The B-side to the single is "Brothers", which is a finished version of "Untitled 03" from the leaked demos for The Devil and God Are Raging Inside Me.

== Lyrics ==
The song contains references to Biblical figures including Thomas the Apostle and Elijah, influenced by Lacey's religious upbringing at Long Island's South Shore Christian School. Lacey said regarding religion: "My parents never forced anything on us, they just taught us what they believed in and let us decide kind of for ourselves afterwards. And I realized when I got older, that I have less answers than I thought I would and many more questions, and I guess my way of dealing with it is writing about it."

During Brand New's performance at the 2007 Reading Festival in the United Kingdom, Lacey said before playing the song, "I went to Vienna the other day and we were walking in the mountains, through this river and there was this landslide. The rocks were hitting the water at such velocity. There was a nearby town and some women and children died. This song is about that: the end of the world."

== Music video ==
A video for the song was filmed, directed by Matthew J. Santo. It went unreleased until Santo uploaded the video to YouTube himself on October 4, 2009.

== Reception ==
Stereogum listed it as Brand New's fifth-best song, praising it as "the crux that all of the doubt and conflict on Devil And God, a reckoning with the Father that seeks approval despite all of the darkness inside". The Arizona Republic also deemed it the band's fifth-best song, noting how it sounded "a million miles away from the angsty formulaic pop-punk of the first album." Louder Sound named it Brand New's third-best song, describing it as "not a song driven so much by belief as it is a song about wrestling with your spiritual and religious convictions." Alternative Press listed it amongst Brand New's top 10 songs.

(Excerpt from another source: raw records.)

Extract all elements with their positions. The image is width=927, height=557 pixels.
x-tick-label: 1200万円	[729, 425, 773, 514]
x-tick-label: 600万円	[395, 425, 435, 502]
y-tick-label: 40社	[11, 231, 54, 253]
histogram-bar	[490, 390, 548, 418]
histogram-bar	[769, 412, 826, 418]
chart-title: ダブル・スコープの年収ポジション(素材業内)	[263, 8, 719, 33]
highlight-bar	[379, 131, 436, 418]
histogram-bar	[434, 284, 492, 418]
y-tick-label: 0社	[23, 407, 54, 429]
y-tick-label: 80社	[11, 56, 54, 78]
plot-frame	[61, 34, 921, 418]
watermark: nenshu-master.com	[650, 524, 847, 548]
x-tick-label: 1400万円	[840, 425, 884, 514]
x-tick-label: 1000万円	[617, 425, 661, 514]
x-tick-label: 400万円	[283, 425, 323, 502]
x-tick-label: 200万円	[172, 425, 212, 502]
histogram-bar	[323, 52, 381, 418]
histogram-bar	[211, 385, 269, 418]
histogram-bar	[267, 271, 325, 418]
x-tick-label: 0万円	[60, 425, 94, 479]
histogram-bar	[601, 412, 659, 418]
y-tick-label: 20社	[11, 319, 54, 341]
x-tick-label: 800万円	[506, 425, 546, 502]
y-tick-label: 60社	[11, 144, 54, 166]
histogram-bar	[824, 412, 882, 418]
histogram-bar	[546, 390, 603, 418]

PopMatters said the song "has more in common with Pink Floydian space rock than the quasi-emo outfits you might have previously linked Brand New with."

Former NBA basketball player Paul Shirley said "Jesus Christ" is "one of my favorite songs from the past decade".

In 2024, Alternative Press readers voted "Jesus Christ" as the fourth-saddest emo song of all time.

== Track listings ==
CD (US)

1. "Jesus" – 5:19
2. "Millstone (Alternate Version)" – 5:05
3. "Brothers" – 3:54

CD (Europe)

1. "Jesus" – 5:20
2. "Millstone (Alternate Version)" – 5:05

7-inch (UK)

1. "Jesus" – 5:18
2. "Brothers" – 3:54

== Covers ==
Dustin Kensrue, lead singer of the band Thrice, covered "Jesus Christ" in 2016 for his album Thoughts That Float on a Different Blood. The song was covered by Luna Shadows of New Zealand band The Naked and Famous. The American band Pvris covered the song during an acoustic set with Annie Mac on BBC Radio 1.

== Charts ==

| Chart (2007) | Peak position |
|---|---|
| Scotland Singles (OCC) | 36 |
| UK Singles (OCC) | 134 |
| US Alternative Airplay (Billboard) | 30 |

== Certifications ==

| Region | Certification | Certified units/sales |
| United States (RIAA) | Gold | 500,000^{‡} |
^{‡} Sales+streaming figures based on certification alone.